Radiohead’s bass player Colin Greenwood was interviewed for the Montreal Gazette. In the interview with the Canadian newspaper Colin talked about the ‘pay-what-you-want-release’ of ‘In Rainbows’, Arcade Fire and Canadian venues.
“It’s very exciting,” Greenwood said of the internet release of Radiohead’s seventh album. “It feels like all the decisions we’ve made with this record have had to be made in real time. Everything moved so quickly once we released the record. What was cool about it is that it worked for us then and there. It was like a snapshot. To do the same thing again, we would fall into (a whole other trap). It taught us that the most important thing is the people who like our music - our relationship with them,” Greenwood said. “The fact that we can talk to people, we can share our music with (them) in concert, on CD and on the Internet - it can all be part of the same thing. It doesn’t have to be so mediated by going through a traditional record company.”
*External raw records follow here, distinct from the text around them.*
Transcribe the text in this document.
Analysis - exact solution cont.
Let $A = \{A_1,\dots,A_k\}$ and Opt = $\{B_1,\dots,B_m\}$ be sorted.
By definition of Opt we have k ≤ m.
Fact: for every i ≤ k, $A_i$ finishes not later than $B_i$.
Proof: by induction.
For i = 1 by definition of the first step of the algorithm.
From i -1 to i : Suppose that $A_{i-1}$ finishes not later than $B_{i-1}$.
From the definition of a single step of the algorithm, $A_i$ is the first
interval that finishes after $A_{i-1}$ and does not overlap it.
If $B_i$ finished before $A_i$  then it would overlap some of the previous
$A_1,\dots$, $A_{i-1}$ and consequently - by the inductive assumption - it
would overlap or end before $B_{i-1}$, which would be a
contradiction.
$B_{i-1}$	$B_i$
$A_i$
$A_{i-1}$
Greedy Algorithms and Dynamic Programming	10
Radiohead play Jean Drapeau Park on August 6 in Montreal. “I remember playing the Spectrum in ‘93,” he said. “We played the Spectrum a few times. It’s such an amazing place to be and play. For OK Computer, we played an indoor arena (the Molson Centre). We have gratitude for being part of a city’s cultural life. It’s just an important thing to us.” When I informed him that the Spectrum closed its doors just last summer, he gave his condolences. “It’s a real shame.” On its last visit, in 2006, Radiohead performed two nights at Place des Arts’ Salle Wilfrid-Pelletier, where it previewed songs from In Rainbows. Greenwood recalled the venue.
“It was this modern concrete building. It was really cool. I remember working on the bassline for 15 Step upstairs in the dressing room. (Place des Arts) is like the Montreal version of the Royal Festival Hall, or the Queen Elizabeth Hall.”
“Arcade Fire came to see us,” he said. “It was really fun. They took us up to their part of town (Mile End), where they live. We had bagels and coffee on the church steps. It was really cool. We went to some bar - this European community centre - and watched football during the World Cup.
“They came and saw both shows. They took me, Ed and Phil to see some gaming/Dungeons and Dragons thing in the park (that would be the weekly, theatrically recreated battle scenes that take place during the summer, just up from the tam-tams on Mount Royal), then we walked to the top of the hill and looked down across Montreal with them.
“We talked to Régine and Win about life and touring. It was really cool. It relates to what I said earlier, about how it’s important to be in one place and space. It would be mad, otherwise - if you didn’t connect to the places where you were touring.”